The Athletics are calling up outfield prospect Henry Bolte, a move first reported Monday by Terrel Emerson that gives the club another young option in center field and likely puts him in the lineup every day. Bolte is not on the 40-man roster, but Oakland has an open spot, so the team will only need to make a corresponding 26-man move when it formally selects his contract.
The 2022 second-round pick arrives after a scorching stretch at Triple-A, where he had hits in 12 consecutive plate appearances and was batting.348/.418/.658 with a 157 wRC+ in 177 plate appearances. He added 12 homers, seven doubles, three triples and 17 steals in 19 tries, while posting a 9.6% walk rate and a 22% strikeout rate. Bolte was also averaging 90.4 mph off the bat with a 43% hard-hit rate, numbers that help explain why the organization is prepared to move him quickly.

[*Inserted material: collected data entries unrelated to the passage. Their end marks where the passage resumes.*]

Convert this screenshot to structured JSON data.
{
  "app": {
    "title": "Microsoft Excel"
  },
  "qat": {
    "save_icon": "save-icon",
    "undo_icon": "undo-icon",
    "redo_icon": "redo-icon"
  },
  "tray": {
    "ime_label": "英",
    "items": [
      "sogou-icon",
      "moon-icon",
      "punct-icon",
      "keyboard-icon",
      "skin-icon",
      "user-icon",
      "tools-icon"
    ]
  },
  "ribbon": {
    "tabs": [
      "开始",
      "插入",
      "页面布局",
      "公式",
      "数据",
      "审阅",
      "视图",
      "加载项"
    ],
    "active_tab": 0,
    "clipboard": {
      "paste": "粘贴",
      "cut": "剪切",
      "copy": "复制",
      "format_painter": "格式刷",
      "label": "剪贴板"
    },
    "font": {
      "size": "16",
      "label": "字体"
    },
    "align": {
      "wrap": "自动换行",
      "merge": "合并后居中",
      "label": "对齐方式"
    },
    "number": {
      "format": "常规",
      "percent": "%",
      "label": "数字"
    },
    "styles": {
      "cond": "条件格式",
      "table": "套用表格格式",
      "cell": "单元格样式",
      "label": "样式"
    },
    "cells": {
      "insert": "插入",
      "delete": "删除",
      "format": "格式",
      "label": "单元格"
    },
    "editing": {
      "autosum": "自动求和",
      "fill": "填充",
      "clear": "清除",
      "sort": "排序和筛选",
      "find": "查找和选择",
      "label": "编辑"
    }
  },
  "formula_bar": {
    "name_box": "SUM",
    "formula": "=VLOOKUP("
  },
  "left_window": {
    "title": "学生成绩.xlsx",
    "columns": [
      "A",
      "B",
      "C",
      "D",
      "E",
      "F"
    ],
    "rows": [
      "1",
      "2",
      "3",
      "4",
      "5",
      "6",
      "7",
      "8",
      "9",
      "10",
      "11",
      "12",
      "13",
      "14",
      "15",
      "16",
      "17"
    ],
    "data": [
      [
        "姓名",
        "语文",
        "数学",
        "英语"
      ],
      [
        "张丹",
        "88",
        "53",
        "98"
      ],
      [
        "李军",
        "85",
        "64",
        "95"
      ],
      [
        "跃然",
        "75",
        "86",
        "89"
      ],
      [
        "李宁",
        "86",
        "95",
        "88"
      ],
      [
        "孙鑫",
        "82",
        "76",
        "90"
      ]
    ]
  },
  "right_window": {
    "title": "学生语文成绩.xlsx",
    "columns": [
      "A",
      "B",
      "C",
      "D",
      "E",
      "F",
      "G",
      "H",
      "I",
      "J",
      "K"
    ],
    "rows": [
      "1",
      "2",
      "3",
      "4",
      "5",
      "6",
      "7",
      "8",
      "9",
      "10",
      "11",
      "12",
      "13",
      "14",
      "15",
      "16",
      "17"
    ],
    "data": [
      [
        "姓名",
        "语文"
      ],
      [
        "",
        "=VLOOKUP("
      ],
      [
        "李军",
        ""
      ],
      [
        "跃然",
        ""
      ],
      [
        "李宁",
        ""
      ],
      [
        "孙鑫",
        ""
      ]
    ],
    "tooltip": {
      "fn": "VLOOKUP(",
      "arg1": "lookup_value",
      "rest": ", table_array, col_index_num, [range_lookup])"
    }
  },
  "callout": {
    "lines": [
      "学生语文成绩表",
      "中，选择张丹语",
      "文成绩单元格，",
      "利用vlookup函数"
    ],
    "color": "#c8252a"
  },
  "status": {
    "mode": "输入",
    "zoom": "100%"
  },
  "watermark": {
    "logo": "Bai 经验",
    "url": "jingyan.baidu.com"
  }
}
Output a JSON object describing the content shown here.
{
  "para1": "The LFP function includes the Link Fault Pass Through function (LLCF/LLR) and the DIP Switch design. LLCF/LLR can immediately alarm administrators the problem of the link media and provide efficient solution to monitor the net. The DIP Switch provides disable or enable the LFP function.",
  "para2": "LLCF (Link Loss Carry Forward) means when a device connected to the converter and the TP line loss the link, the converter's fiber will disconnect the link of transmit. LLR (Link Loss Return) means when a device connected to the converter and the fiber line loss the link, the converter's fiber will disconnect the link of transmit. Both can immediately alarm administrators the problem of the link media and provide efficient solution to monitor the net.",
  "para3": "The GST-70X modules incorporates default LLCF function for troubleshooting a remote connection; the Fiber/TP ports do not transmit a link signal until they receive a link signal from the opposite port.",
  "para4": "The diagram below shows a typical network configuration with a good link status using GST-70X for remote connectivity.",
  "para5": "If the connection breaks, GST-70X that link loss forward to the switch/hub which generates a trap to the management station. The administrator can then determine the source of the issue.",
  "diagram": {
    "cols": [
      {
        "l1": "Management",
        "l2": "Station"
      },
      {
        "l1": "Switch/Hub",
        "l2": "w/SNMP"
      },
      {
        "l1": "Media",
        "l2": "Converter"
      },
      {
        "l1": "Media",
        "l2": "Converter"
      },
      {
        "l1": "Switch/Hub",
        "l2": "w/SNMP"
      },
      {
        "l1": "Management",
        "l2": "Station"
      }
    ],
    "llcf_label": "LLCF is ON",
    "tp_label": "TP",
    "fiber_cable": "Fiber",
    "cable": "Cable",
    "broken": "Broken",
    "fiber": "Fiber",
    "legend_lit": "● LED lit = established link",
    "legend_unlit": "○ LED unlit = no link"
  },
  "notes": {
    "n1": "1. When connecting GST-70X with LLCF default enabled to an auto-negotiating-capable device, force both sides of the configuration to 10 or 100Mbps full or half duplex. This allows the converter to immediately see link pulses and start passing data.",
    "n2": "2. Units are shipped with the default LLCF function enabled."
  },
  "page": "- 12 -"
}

That production has come while Bolte has played primarily center field, and it comes as the Athletics continue to sort out an outfield mix that has not settled cleanly. Denzel Clarke has been out with a bone bruise in his left foot, Tyler Soderstrom and Lawrence Butler have been below expectations this season, and Zack Gelof has been getting time in center field along with his infield work. Bolte’s promotion, then, is not just a reward for a hot month. It is a response to a roster that needed another bat and another center-field option, and it comes at a time when the club appears ready to let him play through growing pains instead of using him in a limited role.
Bolte has also climbed onto prospect lists around the game, ranking fifth among Athletics prospects at MLB.com, seventh at Baseball America and tenth at FanGraphs. Baseball America’s J.J. Cooper wrote that Bolte is still a bit too prone to getting beaten in the zone but has developing power and can absolutely punish in-zone mistakes, a concise description of the risk and upside that now follow him to the majors. The timing matters too: if he sticks, he will be controllable six more years beyond this season, but a May promotion means he will qualify as a Super Two player if he stays up. For the Athletics, that is the tradeoff built into bringing up a player who has already forced the issue.